Avete notizie di cosa sia e a cosa si riferisca la nascente Doc campana Casavecchia di Pontelatone?
Il “boss” dell’informazione vinicola campana, Luciano Pignataro, c’informa, qui, che “Pontelatone, nell’entroterra di Caserta” si trova “nella stessa area in cui è stato attribuito l’origine di questo vitigno dimenticato”, ovvero il Casavecchia (leggete qui e poi ancora qui).
Giustissimo valorizzare questa varietà, ma serviva davvero una Doc con nome di vitigno e di località, come se esistesse il rischio che questa varietà di uva venisse esportata chissà dove?
E l’utilità e l’urgenza della Doc Calosso, riferita ad un vino prodotto “con uve “Gamba Rossa” meglio conosciute con il nome “Gamba di Pernice”, un vitigno autoctono presente da secoli in piccole quantità in vigne di tre comuni, Calosso, Castagnole Lanze e Costigliole” in provincia di Asti, con un disciplinare che prevedibilmente dovrebbe prevedere “quattro tipologie: la doc “Calosso” con gradazione minima di 11,5, “Calosso Passarà”, da uve passite e gradazione minima di 14 e due tipologie di spumante, una rossa e una rosata”, volete spiegarmi, visto che si tratta per ora di soli cinque ettari di vigneto, in che cosa consista?
Forse serve solo a consentire a politici, amministratori e burocrati vari, di fare dichiarazioni come quelle del presidente provinciale Coldiretti convinto “che la nuova Doc Calosso possa incontrare il favore dei consumatori ed essere quindi un’ottima occasione per il rilancio dell’economia locale”, o quelle del Sindaco di Calosso, secondo il quale con ”la nuova doc che porta il nome del nostro paese si aprono definitivamente nuove prospettive per la valorizzazione di tutte le peculiarità di Calosso” ?
L’amico Maurizio Gily ha annotato che “a Calosso c’è una vecchia questione che loro volevano il dolcetto d’alba invece c’hanno quello d’asti… soluzione: facciamo una nuova DOC”, ma può essere questo un motivo valido, a metà 2011, per creare l’ennesima, inutile, inconcludente, sconosciuta denominazione?
E, orgoglio campanilistico del Sindaco di Calosso a parte, a chi giova una deriva delle denominazioni d’origine del genere?

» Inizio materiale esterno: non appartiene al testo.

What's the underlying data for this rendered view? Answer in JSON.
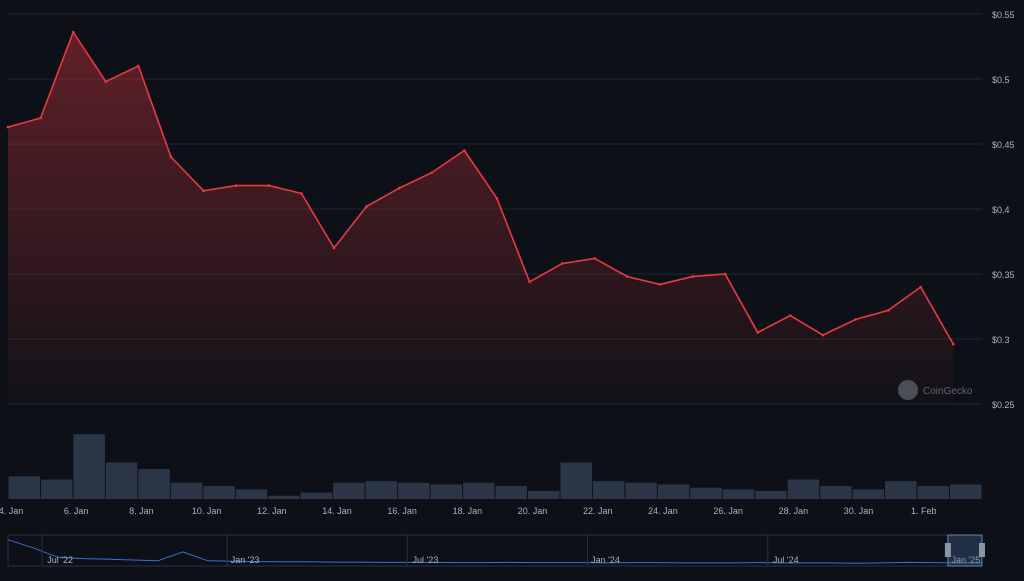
{
  "watermark": {
    "text": "CoinGecko",
    "icon": "coingecko-logo-icon"
  },
  "colors": {
    "background": "#0d1117",
    "price_line": "#ea3943",
    "grid": "#1f2630",
    "volume": "#2b3646",
    "navigator_line": "#3b6fd1",
    "text": "#aab2bd"
  },
  "chart_data": {
    "type": "area",
    "series": [
      {
        "values_kind": "price",
        "x": [
          "2024-01-04",
          "2024-01-05",
          "2024-01-06",
          "2024-01-07",
          "2024-01-08",
          "2024-01-09",
          "2024-01-10",
          "2024-01-11",
          "2024-01-12",
          "2024-01-13",
          "2024-01-14",
          "2024-01-15",
          "2024-01-16",
          "2024-01-17",
          "2024-01-18",
          "2024-01-19",
          "2024-01-20",
          "2024-01-21",
          "2024-01-22",
          "2024-01-23",
          "2024-01-24",
          "2024-01-25",
          "2024-01-26",
          "2024-01-27",
          "2024-01-28",
          "2024-01-29",
          "2024-01-30",
          "2024-01-31",
          "2024-02-01",
          "2024-02-02"
        ],
        "values": [
          0.463,
          0.47,
          0.536,
          0.498,
          0.51,
          0.44,
          0.414,
          0.418,
          0.418,
          0.412,
          0.37,
          0.402,
          0.416,
          0.428,
          0.445,
          0.408,
          0.344,
          0.358,
          0.362,
          0.348,
          0.342,
          0.348,
          0.35,
          0.305,
          0.318,
          0.303,
          0.315,
          0.322,
          0.34,
          0.296
        ]
      }
    ],
    "volume": {
      "values_kind": "relative_volume",
      "values": [
        0.28,
        0.24,
        0.8,
        0.45,
        0.37,
        0.2,
        0.16,
        0.12,
        0.04,
        0.08,
        0.2,
        0.22,
        0.2,
        0.18,
        0.2,
        0.16,
        0.1,
        0.45,
        0.22,
        0.2,
        0.18,
        0.14,
        0.12,
        0.1,
        0.24,
        0.16,
        0.12,
        0.22,
        0.16,
        0.18
      ]
    },
    "xlim": [
      "2024-01-04",
      "2024-02-02"
    ],
    "ylim": [
      0.25,
      0.55
    ],
    "y_ticks": [
      {
        "value": 0.55,
        "label": "$0.55"
      },
      {
        "value": 0.5,
        "label": "$0.5"
      },
      {
        "value": 0.45,
        "label": "$0.45"
      },
      {
        "value": 0.4,
        "label": "$0.4"
      },
      {
        "value": 0.35,
        "label": "$0.35"
      },
      {
        "value": 0.3,
        "label": "$0.3"
      },
      {
        "value": 0.25,
        "label": "$0.25"
      }
    ],
    "x_ticks": [
      {
        "date": "2024-01-04",
        "label": "4. Jan"
      },
      {
        "date": "2024-01-06",
        "label": "6. Jan"
      },
      {
        "date": "2024-01-08",
        "label": "8. Jan"
      },
      {
        "date": "2024-01-10",
        "label": "10. Jan"
      },
      {
        "date": "2024-01-12",
        "label": "12. Jan"
      },
      {
        "date": "2024-01-14",
        "label": "14. Jan"
      },
      {
        "date": "2024-01-16",
        "label": "16. Jan"
      },
      {
        "date": "2024-01-18",
        "label": "18. Jan"
      },
      {
        "date": "2024-01-20",
        "label": "20. Jan"
      },
      {
        "date": "2024-01-22",
        "label": "22. Jan"
      },
      {
        "date": "2024-01-24",
        "label": "24. Jan"
      },
      {
        "date": "2024-01-26",
        "label": "26. Jan"
      },
      {
        "date": "2024-01-28",
        "label": "28. Jan"
      },
      {
        "date": "2024-01-30",
        "label": "30. Jan"
      },
      {
        "date": "2024-02-01",
        "label": "1. Feb"
      }
    ],
    "grid": true,
    "navigator": {
      "labels": [
        "Jul '22",
        "Jan '23",
        "Jul '23",
        "Jan '24",
        "Jul '24",
        "Jan '25"
      ],
      "label_fractions": [
        0.035,
        0.225,
        0.41,
        0.595,
        0.78,
        0.965
      ],
      "values": [
        0.9,
        0.6,
        0.25,
        0.2,
        0.18,
        0.15,
        0.12,
        0.45,
        0.12,
        0.1,
        0.09,
        0.08,
        0.08,
        0.07,
        0.07,
        0.06,
        0.06,
        0.06,
        0.05,
        0.05,
        0.06,
        0.05,
        0.05,
        0.05,
        0.04,
        0.05,
        0.05,
        0.04,
        0.04,
        0.04,
        0.05,
        0.04,
        0.04,
        0.04,
        0.03,
        0.04,
        0.06,
        0.05,
        0.04,
        0.04
      ],
      "window": [
        0.965,
        1.0
      ]
    }
  }
}
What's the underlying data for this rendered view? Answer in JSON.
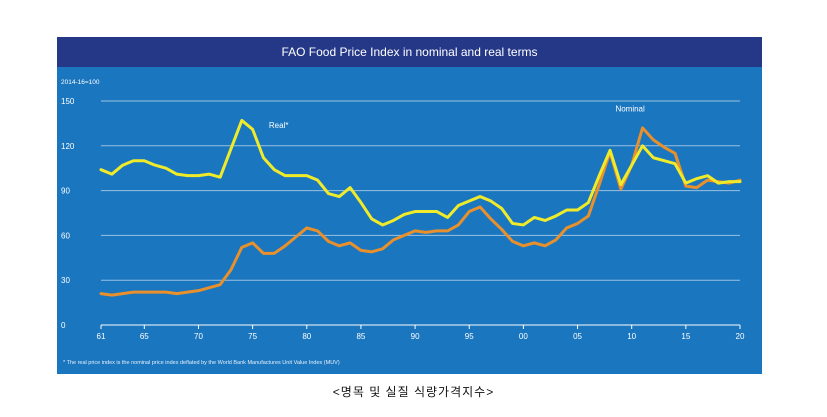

22 pensieri su “Nuove denominazioni in arrivo dal Comitato nazionale vini: tranquilli, anche Calosso e Pontelatone avranno la loro Doc…

  1. La provincia di Varese non ha neanche una DOC e penso proprio che non la vorra’ mai, appunto per non disturbare questa ratificazione notarile di nuove denominazioni assolutamente stravaganti, frutto molto probabilmente delle solite questue elettorali di campanile che contraddistinguono la politichetta italiota anche nel settore del vino. Avanti, che c’e’ ancora posto!

  2. Su Calosso e il Dolcetto d’Alba temo di aver detto una sciocchezza, forse mi sono confuso con un’altra situazione simile. A mia discolpa posso dire che confondersi è sempre meno difficile.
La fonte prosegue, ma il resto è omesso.